The Ministry of Education (MOE) has been asked to reveal details of the purported “experts” behind the decision to replace two local English textbooks with European ones.
Bukit Bendera MP Zairil Khir Johari said Deputy Minister of Education P Kamalanathan’s written reply to his question in Parliament was unsatisfactory, and in fact “raises more questions than answers”.
Zairil has raised various issues surrounding the two new textbooks a number of times, from its lack of open tender despite being printed locally, to the cost as well as the haste in which the previous texts had been abandoned.
The DAP lawmaker had also raised questions about the contents themselves, which not only referred to foreign contexts and events, but in one example even required knowledge of Spanish.
He questioned Kamalanathan’s (photo) brief explanation that the decision in favour of the new books had been taken after an evaluation process by “English language experts” who were appointed by an “evaluation panel”.
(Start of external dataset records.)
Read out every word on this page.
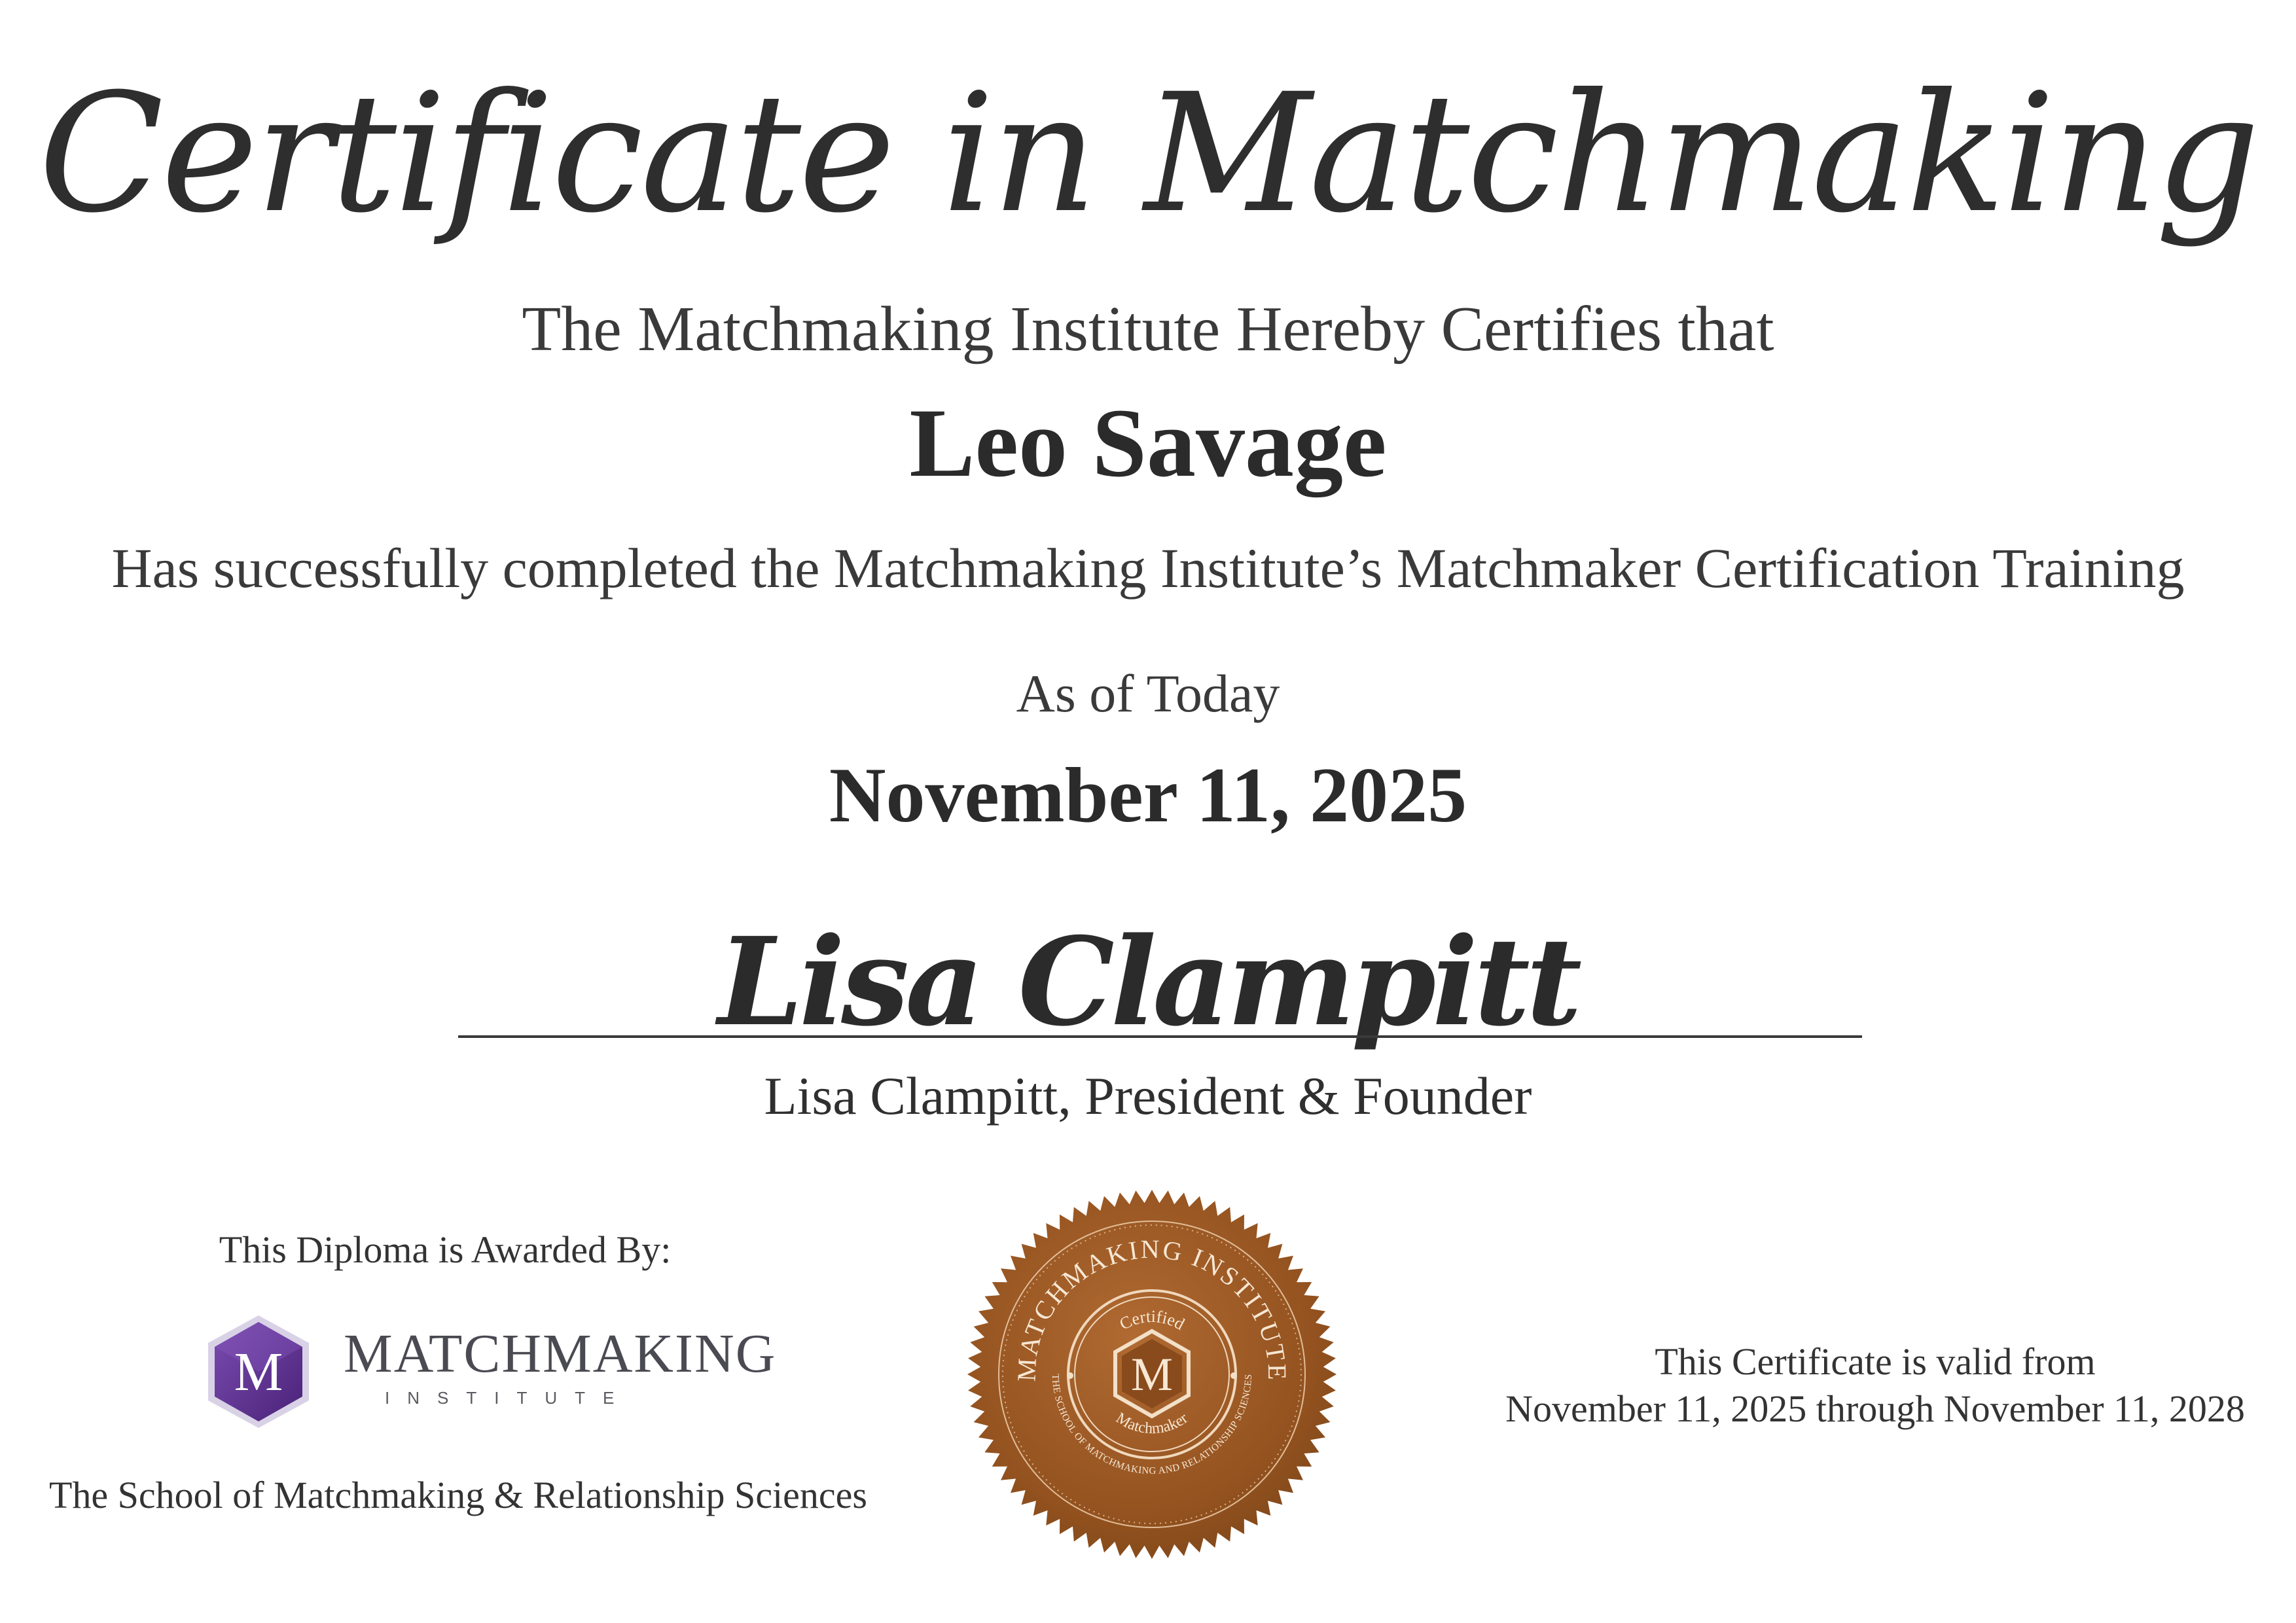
Certificate in Matchmaking
The Matchmaking Institute Hereby Certifies that
Leo Savage
Has successfully completed the Matchmaking Institute’s Matchmaker Certification Training
As of Today
November 11, 2025
Lisa Clampitt
Lisa Clampitt, President & Founder
This Diploma is Awarded By:
M MATCHMAKING
INSTITUTE
The School of Matchmaking & Relationship Sciences
MATCHMAKING INSTITUTE
THE SCHOOL OF MATCHMAKING AND RELATIONSHIP SCIENCES
Certified
Matchmaker
M	This Certificate is valid from
November 11, 2025 through November 11, 2028
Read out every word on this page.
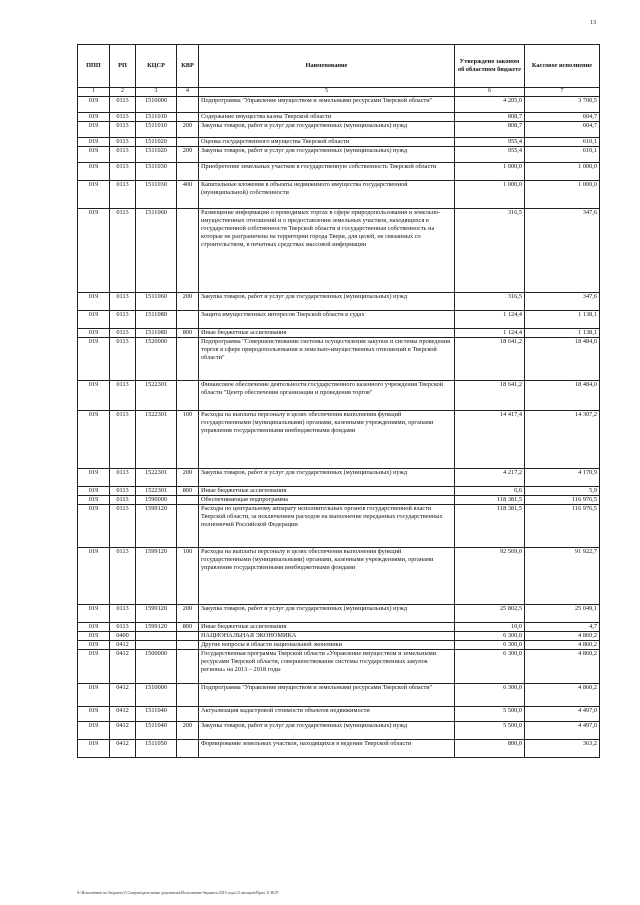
13
ППП	РП	КЦСР	КВР	Наименование	Утверждено законом об областном бюджете	Кассовое исполнение
1	2	3	4	5	6	7
019	0113	1510000		Подпрограмма "Управление имуществом и земельными ресурсами Тверской области"	4 205,0	3 700,5
019	0113	1511010		Содержание имущества казны Тверской области	808,7	604,7
019	0113	1511010	200	Закупка товаров, работ и услуг для государственных (муниципальных) нужд	808,7	604,7
019	0113	1511020		Оценка государственного имущества Тверской области	955,4	610,1
019	0113	1511020	200	Закупка товаров, работ и услуг для государственных (муниципальных) нужд	955,4	610,1
019	0113	1511030		Приобретение земельных участков в государственную собственность Тверской области	1 000,0	1 000,0
019	0113	1511030	400	Капитальные вложения в объекты недвижимого имущества государственной (муниципальной) собственности	1 000,0	1 000,0
019	0113	1511060		Размещение информации о проводимых торгах в сфере природопользования и земельно-имущественных отношений и о предоставлении земельных участков, находящихся в государственной собственности Тверской области и государственная собственность на которые не разграничена на территории города Твери, для целей, не связанных со строительством, в печатных средствах массовой информации	316,5	347,6
019	0113	1511060	200	Закупка товаров, работ и услуг для государственных (муниципальных) нужд	316,5	347,6
019	0113	1511080		Защита имущественных интересов Тверской области в судах	1 124,4	1 138,1
019	0113	1511080	800	Иные бюджетные ассигнования	1 124,4	1 138,1
019	0113	1520000		Подпрограмма "Совершенствование системы осуществления закупок и системы проведения торгов в сфере природопользования и земельно-имущественных отношений в Тверской области"	18 641,2	18 484,0
019	0113	1522301		Финансовое обеспечение деятельности государственного казенного учреждения Тверской области "Центр обеспечения организации и проведения торгов"	18 641,2	18 484,0
019	0113	1522301	100	Расходы на выплаты персоналу в целях обеспечения выполнения функций государственными (муниципальными) органами, казенными учреждениями, органами управления государственными внебюджетными фондами	14 417,4	14 307,2
019	0113	1522301	200	Закупка товаров, работ и услуг для государственных (муниципальных) нужд	4 217,2	4 170,9
019	0113	1522301	800	Иные бюджетные ассигнования	6,6	5,9
019	0113	1590000		Обеспечивающая подпрограмма	118 381,5	116 976,5
019	0113	1599120		Расходы по центральному аппарату исполнительных органов государственной власти Тверской области, за исключением расходов на выполнение переданных государственных полномочий Российской Федерации	118 381,5	116 976,5
019	0113	1599120	100	Расходы на выплаты персоналу в целях обеспечения выполнения функций государственными (муниципальными) органами, казенными учреждениями, органами управления государственными внебюджетными фондами	92 569,0	91 922,7
019	0113	1599120	200	Закупка товаров, работ и услуг для государственных (муниципальных) нужд	25 802,5	25 049,1
019	0113	1599120	800	Иные бюджетные ассигнования	10,0	4,7
019	0400			НАЦИОНАЛЬНАЯ ЭКОНОМИКА	6 300,0	4 860,2
019	0412			Другие вопросы в области национальной экономики	6 300,0	4 860,2
019	0412	1500000		Государственная программа Тверской области «Управление имуществом и земельными ресурсами Тверской области, совершенствование системы государственных закупок региона» на 2013 – 2018 годы	6 300,0	4 860,2
019	0412	1510000		Подпрограмма "Управление имуществом и земельными ресурсами Тверской области"	6 300,0	4 860,2
019	0412	1511040		Актуализация кадастровой стоимости объектов недвижимости	5 500,0	4 497,0
019	0412	1511040	200	Закупка товаров, работ и услуг для государственных (муниципальных) нужд	5 500,0	4 497,0
019	0412	1511050		Формирование земельных участков, находящихся в ведении Тверской области	800,0	363,2
S:\Исполнение по бюджету\5 Сопроводительные документы\Исполнение бюджета 2015 года\12 месяцев\Прил 11 ВСР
The deputy minister also said that despite the foreign elements, the books were nevertheless suitable for Malaysian students because they comply with the appropriate CEFR (Common European Framework of Reference for Language) level.
As for the absence of open tender unlike the previous local textbooks, Kamalanathan explained this was due to the books being “difficult to source locally and hence had to be specially selected”.
In the case of "Super Minds" and "Pulse 2," they were chosen from a list proposed by a “consultant”, revealed Zairil.
“Unfortunately, the ministry’s official response raises more questions than answers.
“Firstly, who are these ‘English language experts’ that approved the foreign textbooks?
“Also, who makes up the ‘evaluation panel’ that selected these experts?” asked Zairil, who is DAP parliamentary spokesperson for education, science and technology.
Earlier, he had questioned the price of the books, which he said although were foreign in source, had been printed by a local company, and therefore should not cost “four times the price” of the previous ones.
“Based on my calculations, MOE spent RM33 million to supply all Year 1 and Form 1 students with the new ‘imported’ books, even though RM7.1 million was already spent earlier this year to procure the local KSSR and KSSM textbooks for Year 1 and Form 1.
“In other words, RM40 million has already been spent on textbooks for just two cohorts this year.”
The books, noted Zairil previously, also appeared to have been copied wholesale from the European originals, and referred students to events and places in England, and even digital content and radio programmes that were not available to Malaysian students.
“Did these experts even vet through the contents properly?
“If they did, does that mean that they approve of not only the totally foreign references contained in the books, but even the exercise questions that require basic knowledge of Spanish?" he asked.
Zairil also claimed that the excuse that the CEFR-aligned books were difficult to procure was a "shameless" attempt to justify the absence of an open tender process.
“The truth is that an open tender can easily be conducted.
“In fact, all publishers both foreign and local can be invited to participate in such an exercise,” he said.